Ecosystems can be reasonably stable over hundreds or thousands of years. As any population of organisms grows, it is held in check by one or more environmental factors: depletion of food or nesting sites, increased loss to increased numbers of predators, or parasites. Many natural and human processes affect the kind and distribution of aquatic plants. If a disaster such as flood or drought occurs, the damaged ecosystem is likely to recover in states that eventually result in a system similar to the original one. When catastrophic events or human activities alter a habitat, specialized plants, such as invasive weed species, often appear. Aquatic plants also impact, nutrient, chemical and temperature regimes and other biota in a lake or reservoir, especially in the littoral zone for more information go to Maine Center for Invasive Aquatic plants, Volunteer Lake Monitoring Program at http://mainevolunteerlakemonitors.org . Limiting factors of some common aquatic plants can be addressed. These same factors can be explored when a non-native aquatic plant is introduced to an ecosystem. A native and non-native aquatic plant can be compared for their different abilities to adapt in a particular location.
Materials
- 7-10 Picking Trays
- 6-12 Hand Lenses
- 3 Microscopes
- Petri dish - Several per station ( 5 Stations)
- Tweezers 6-10
- Work sheets
- 5 Plant identification key
- 5 Maine Aquatic Plant field guides
Procedure
- Describe the different living things within a given habitat. Students will learn to recognize common native plants in local lake habitats.
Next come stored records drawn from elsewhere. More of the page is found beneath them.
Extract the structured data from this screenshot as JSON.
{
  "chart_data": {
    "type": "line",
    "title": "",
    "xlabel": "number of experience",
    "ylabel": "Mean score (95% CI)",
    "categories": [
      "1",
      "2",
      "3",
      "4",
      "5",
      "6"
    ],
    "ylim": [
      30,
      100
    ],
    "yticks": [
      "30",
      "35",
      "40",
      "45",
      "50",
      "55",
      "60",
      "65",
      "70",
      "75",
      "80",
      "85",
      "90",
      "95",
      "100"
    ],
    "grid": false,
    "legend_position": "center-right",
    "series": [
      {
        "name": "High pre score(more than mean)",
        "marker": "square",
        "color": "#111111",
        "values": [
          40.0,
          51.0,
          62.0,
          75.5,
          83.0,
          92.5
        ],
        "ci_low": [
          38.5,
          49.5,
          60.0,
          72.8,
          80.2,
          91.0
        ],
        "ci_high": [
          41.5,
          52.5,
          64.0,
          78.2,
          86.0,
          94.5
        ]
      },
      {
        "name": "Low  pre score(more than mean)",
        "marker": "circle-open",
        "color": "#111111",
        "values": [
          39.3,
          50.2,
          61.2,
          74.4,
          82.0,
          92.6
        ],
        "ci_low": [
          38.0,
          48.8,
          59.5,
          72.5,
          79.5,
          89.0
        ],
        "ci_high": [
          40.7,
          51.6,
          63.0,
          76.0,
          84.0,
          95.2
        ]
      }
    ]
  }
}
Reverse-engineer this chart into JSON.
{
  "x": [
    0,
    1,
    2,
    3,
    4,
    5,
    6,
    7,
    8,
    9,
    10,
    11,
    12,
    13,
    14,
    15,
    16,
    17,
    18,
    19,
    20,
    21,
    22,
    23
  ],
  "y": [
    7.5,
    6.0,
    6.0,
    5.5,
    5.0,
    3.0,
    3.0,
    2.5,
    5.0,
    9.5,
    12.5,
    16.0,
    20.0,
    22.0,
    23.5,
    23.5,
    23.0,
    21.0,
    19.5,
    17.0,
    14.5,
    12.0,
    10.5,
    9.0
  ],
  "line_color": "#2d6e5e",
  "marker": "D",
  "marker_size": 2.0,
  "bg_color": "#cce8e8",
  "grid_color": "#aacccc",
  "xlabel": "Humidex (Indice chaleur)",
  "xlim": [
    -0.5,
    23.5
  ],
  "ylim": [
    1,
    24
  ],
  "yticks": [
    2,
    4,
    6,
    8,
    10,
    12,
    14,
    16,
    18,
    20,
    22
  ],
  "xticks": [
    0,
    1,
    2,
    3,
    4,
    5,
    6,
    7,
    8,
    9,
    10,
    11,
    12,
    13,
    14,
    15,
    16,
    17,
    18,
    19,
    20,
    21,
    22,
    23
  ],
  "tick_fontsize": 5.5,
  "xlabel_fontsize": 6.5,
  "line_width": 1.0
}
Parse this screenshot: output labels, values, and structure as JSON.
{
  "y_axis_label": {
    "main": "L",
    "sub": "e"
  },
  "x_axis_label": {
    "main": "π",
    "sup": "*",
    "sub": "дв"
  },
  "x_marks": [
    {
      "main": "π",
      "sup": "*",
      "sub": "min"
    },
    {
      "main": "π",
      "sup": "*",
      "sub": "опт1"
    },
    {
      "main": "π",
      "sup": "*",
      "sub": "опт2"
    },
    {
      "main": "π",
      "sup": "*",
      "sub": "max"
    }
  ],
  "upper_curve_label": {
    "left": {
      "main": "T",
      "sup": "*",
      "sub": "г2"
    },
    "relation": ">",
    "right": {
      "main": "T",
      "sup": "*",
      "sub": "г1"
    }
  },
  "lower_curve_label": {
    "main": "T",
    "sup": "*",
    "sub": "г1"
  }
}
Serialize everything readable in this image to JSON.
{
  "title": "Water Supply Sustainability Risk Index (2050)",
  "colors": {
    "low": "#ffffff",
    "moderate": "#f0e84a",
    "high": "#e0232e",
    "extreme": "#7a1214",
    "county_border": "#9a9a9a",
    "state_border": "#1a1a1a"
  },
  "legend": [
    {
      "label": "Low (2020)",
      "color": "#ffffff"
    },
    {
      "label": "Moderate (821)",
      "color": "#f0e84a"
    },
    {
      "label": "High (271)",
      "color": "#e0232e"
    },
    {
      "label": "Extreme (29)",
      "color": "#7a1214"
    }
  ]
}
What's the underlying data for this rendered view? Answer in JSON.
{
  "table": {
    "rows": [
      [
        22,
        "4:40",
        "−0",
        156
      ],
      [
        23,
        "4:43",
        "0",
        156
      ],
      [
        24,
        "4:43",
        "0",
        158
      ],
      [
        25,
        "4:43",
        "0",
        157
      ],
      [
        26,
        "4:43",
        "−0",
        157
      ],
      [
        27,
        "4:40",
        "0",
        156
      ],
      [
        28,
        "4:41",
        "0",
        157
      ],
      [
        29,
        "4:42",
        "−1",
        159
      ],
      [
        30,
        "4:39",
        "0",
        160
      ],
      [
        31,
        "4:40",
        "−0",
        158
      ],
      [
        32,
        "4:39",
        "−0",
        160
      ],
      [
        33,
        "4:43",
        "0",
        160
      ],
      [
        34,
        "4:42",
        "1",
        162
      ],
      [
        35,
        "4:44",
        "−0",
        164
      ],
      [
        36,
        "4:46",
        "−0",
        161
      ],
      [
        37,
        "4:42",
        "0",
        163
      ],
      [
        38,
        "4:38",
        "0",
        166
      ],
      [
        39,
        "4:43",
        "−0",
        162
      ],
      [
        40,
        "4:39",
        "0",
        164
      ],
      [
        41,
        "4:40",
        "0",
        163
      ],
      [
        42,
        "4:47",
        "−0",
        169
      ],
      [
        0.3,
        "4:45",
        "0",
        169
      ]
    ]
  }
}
- Investigate the connection between major living and non-living components of a local ecosystem .Students can look at how aquatic plants exist in lake environments.
- Compare and contrast the life cycles, behavior, and structure of different plants. Students compare and contrast the structure and reproductive methods of aquatic plants
- Present information about aquatic plants and how they are classified. Define invasive aquatic plants.
- Divide students into small groups between the first three stations. Have students work through each of the stations rotating Station 1-3 dealing with plant structure. (See Worksheets- Friend or Foe, Simple Key for plant identification))
Station 1 - Leaf Arrangement - have a least one example of each type of leaf arrangement at this station along with tweezers and smaller dishes for looking a small samples. Label the trays A, B, C.
Station 2 – Leaf Type- Arrange plants in picking trays having at least one of each different leaf type. Label the trays A, B, C. Have tweezers, microscopes and Petri dishes available for close examination.
Station 3 - Leaf Patterns – Arrange plants in picking trays having a least one example of each leaf pattern. Label the trays A, B, C. Have a hand lenses tweezers and Petri dishes available to allow for closer inspection).
Plant identification –
Level 1 (Station 4) identify aquatic plants using a key.
Level 2 (Station 5 ) identify aquatic plants using a key and identify the invasive plant. Have identification keys and plants at each station along with several hand lenses and aquatic plant field guides.
Group Review of worksheets. Identify plants located at the stations and process students’ evidence and reasoning behind answers. If there are any discrepancies talk about how similar features can be misleading.